With the vulnerable Adobe Form ActiveX control, "visiting a malicious or compromised site may result in an attacker being able to do anything that an administrator can do on the victim's computer," Will Dormann, a vulnerability analyst at the Carnegie Mellon Software Engineering Institute, CERT/CC, and the researcher who uncovered the Form Designer vulnerabilities, told SCMagazineUS.com.
"Because of the pervasiveness of flawed ActiveX controls, we recommend users disable ActiveX by default in [Internet Explorer's] Internet Zone. Rather than blocking individual ActiveX controls as the flaws are publicly revealed, it is much more effective to have ActiveX disabled by default and then choose which sites should be allowed to use ActiveX," he said.
Three of the Adobe flaws impacted ColdFusion, the company's web development tool. Two of them are "important," one is "moderate." The important vulnerabilities involve cross-site scripting attacks, the moderate one involves problems with ColdFusion recognizing failed login attempts. The cross-site scripting security vulnerability issue is specific to ColdFusion and Microsoft's Windows IIS 6 installations, Adobe said. Adobe has released patches or workarounds for these problems.
Similarly, LiveCycle Workflow 6.2 is vulnerable to cross-site scripting, another "important" flaw. Adobe has issues a patch for this bug.
Adobe said a vulnerability in the launcher script for Adobe Reader 8.1.2 for Unix could allow malicious local users to escalate their privileges, with the opportunity to modify or delete files. This is a "moderate" bug, with a patch in the works. Until the patch is out, Adobe recommends allowing only "trusted users" to access vulnerable systems locally.
Cisco meanwhile released cisco-sa-20080312-ucp, which addresses multiple flaws in its Secure Access Control Server for Windows User-Changeable Password (UCP) program. According to Cisco, Felix "FX" Lindner, a security researcher at Recurity Labs GmbH, discovered two sets of vulnerabilities in UCP.
"The first set of vulnerabilities address several buffer overflow conditions that could result in remote execution of arbitrary code on the system where UCP is installed," Cisco said in its advisory. The second set fix cross-site scripting in the UCP application pages.
Both sets of vulnerabilities could be remotely exploited, and neither require valid user credentials. Cisco has released an update for UCP that addresses these vulnerabilities. There are no workarounds that mitigate these vulnerabilities, according to the company.

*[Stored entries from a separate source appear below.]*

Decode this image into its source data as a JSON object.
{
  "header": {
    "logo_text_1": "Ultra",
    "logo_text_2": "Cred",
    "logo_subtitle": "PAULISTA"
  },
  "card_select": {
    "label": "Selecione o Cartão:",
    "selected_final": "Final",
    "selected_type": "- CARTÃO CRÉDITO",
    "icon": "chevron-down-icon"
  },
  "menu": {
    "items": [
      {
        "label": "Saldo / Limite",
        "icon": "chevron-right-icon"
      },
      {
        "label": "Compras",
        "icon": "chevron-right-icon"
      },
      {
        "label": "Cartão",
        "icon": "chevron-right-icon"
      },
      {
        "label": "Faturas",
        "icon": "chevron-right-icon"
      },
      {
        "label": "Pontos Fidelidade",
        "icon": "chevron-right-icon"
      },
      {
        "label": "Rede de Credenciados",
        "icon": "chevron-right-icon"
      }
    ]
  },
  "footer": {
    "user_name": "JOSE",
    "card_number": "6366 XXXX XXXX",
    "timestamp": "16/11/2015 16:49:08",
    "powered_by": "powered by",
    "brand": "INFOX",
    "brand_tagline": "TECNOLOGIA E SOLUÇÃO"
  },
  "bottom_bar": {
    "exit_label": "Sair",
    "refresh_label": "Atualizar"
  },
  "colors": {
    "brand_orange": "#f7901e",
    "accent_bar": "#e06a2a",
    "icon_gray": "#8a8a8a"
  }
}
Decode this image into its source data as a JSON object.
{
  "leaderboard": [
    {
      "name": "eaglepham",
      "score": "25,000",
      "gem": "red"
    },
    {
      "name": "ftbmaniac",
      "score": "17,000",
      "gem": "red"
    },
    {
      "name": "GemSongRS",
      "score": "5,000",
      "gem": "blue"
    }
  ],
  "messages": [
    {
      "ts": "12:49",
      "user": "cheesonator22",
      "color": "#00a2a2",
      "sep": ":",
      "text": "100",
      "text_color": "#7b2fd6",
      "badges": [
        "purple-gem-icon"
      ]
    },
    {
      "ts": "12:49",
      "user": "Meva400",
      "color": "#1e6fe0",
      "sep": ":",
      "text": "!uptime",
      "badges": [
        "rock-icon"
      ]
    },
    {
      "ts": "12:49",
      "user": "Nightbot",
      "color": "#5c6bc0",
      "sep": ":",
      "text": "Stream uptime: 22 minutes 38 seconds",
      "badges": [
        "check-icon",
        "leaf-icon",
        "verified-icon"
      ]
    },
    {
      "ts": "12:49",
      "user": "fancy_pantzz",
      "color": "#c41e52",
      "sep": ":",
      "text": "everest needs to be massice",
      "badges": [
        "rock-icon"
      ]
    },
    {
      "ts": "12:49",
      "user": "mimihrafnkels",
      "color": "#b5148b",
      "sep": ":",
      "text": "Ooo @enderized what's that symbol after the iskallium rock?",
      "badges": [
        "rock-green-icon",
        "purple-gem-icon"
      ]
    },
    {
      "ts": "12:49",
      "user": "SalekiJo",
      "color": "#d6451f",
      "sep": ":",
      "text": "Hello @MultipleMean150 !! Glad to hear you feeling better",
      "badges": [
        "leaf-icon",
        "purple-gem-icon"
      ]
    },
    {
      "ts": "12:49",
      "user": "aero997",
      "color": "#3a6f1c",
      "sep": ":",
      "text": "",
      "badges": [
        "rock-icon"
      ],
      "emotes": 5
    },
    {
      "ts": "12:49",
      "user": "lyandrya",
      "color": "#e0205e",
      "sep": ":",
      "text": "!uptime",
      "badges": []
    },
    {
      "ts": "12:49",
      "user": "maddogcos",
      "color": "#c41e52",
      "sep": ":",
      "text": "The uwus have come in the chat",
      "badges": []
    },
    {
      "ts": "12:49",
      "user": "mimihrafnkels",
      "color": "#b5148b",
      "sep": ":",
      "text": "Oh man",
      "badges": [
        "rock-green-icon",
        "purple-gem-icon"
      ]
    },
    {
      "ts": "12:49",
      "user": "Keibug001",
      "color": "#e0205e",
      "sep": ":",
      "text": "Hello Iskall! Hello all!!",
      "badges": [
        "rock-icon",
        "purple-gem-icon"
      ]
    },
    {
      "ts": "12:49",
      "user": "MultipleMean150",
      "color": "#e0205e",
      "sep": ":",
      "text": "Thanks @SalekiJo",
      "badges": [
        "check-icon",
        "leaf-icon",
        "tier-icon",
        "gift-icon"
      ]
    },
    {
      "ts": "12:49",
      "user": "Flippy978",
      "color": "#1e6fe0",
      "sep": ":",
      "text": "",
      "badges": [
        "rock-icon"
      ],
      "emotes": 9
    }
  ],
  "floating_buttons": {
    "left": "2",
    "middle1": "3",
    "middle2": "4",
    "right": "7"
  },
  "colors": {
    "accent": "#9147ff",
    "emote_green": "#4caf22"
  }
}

Without addressing any of the specific Adobe or Cisco patches, John Walsh, senior vice president of engineering for Ecora, told SCMagazineUS.com that he doesn't think there is any silver bullet to solve the problem of managing ongoing patches in a multi-vendor enterprise IT environment.
"It's obviously a tough problem, but you have to evaluate what impact each patch has on your organization, and you have to take remediation steps fairly quickly," he said
The best way to manage this process is to have an accurate understanding of your environment, for two purposes, he said. "One is from a disaster-recover perspective and [the other] is a service-impact analyst, so you can understand what vulnerabilities you have and the risk level on the devices in your network."
On a broader note, CERT has "noticed a trend in attackers focusing less on servers and more on client systems," Dormann said. This is a logical evolution "as servers have become more protected and the number of client systems connected to the internet has drastically increased.”
CERT has also "seen a dramatic increase in the number of ActiveX vulnerabilities...used by attackers frequently," he said. "This can possibly be attributed to the public availability of ActiveX 'fuzz' testing tools and the ubiquity of Internet Explorer."